The outcomes favored the high-dose vaccine. Thus, the matched, adjusted relative vaccine efficacy was 25% (95% confidence interval [CI], 2-43%) against hospitalizations associated with influenza or pneumonia and 5% (95% CI) against influenza or pneumonia-related outpatient visits. Statistically significant benefit was not achieved with regard to influenza or pneumonia-related hospitalizations, all-cause hospitalizations or outpatient visits, or laboratory documented influenza virus infection. Thus, the high-dose vaccine appears to have modest benefit relative to the standard-dose inactivated influenza vaccine.


In their recommendations of choice of influenza vaccine for the 2017-2018 season, the Advisory Committee on Immunization Practices (ACIP) listed a bewildering array of available vaccine products.1 These included 13 vaccines in nine categories. (See Table.) Clinicians must decide among attenuated, inactivated (with or without adjuvant), and recombinant vaccines, as well as between quadrivalent and trivalent products.

The high-dose vaccine (Fluzone, High-Dose), which was first approved in 2009, contains 60 mcg of hemagglutinin, while the standard-dose vaccine contains only 15 mcg. Decisions to incorporate the high-dose vaccine into vaccine programs have had to address issues such as relative acquisition cost, concerns regarding the frequency of local adverse reactions, and inconsistent results of previous studies comparing it to standard-dose vaccine. This study, although retrospective, primarily involving male subjects, and not addressing tolerability, included a remarkably large number of subjects, and its results support the preferential use of high-dose vaccine in patients 65 years of age.

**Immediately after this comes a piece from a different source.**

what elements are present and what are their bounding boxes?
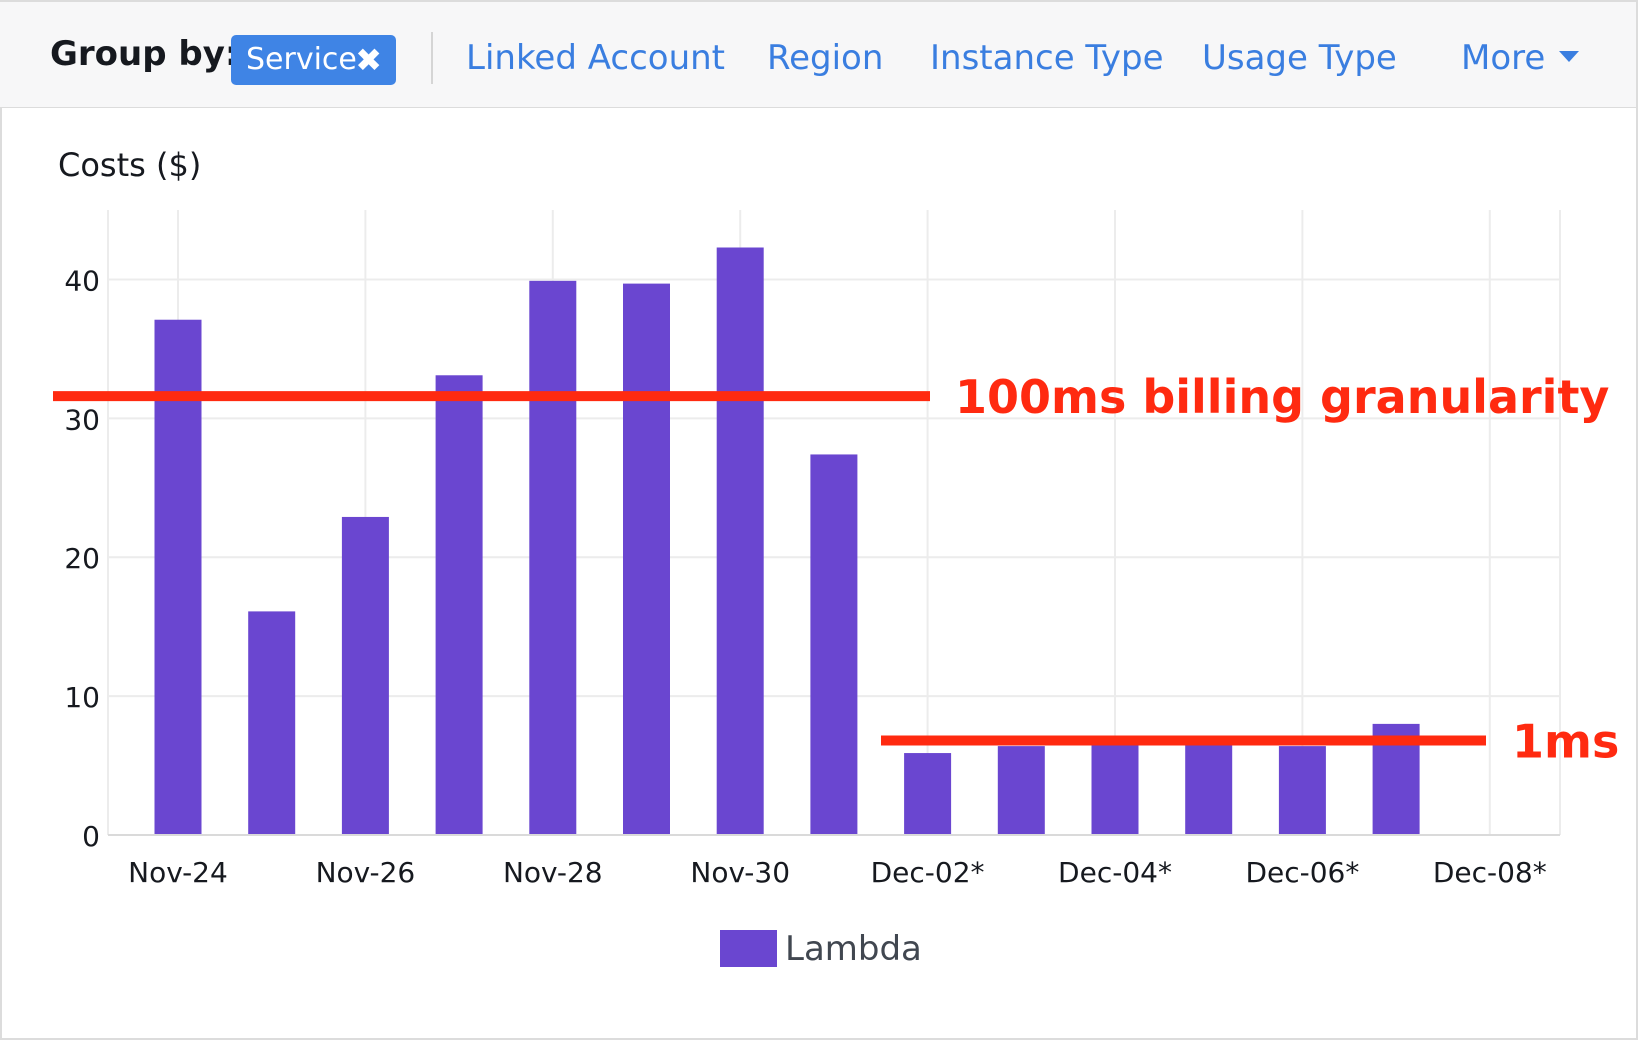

Table: Influenza Vaccine Categories

  • Inactivated, quadrivalent, standard dose
  • Inactivated, quadrivalent, standard dose, cell culture-based
  • Inactivated, quadrivalent, standard dose, intradermal
  • Inactivated, trivalent, standard dose
  • Adjuvanted, inactivated, trivalent, standard dose
  • Inactivated, trivalent, high dose
  • Recombinant, quadrivalent
  • Recombinant, trivalent
  • Live attenuated, quadrivalent


  1. Grohskopf LA, Sokolow LZ, Broder KR, et al. Prevention and Control of Seasonal Influenza with Vaccines: Recommendations of the Advisory Committee on Immunization Practices — United States, 2017-18 Influenza Season. MMWR Recomm Rep 2017;66:1-20.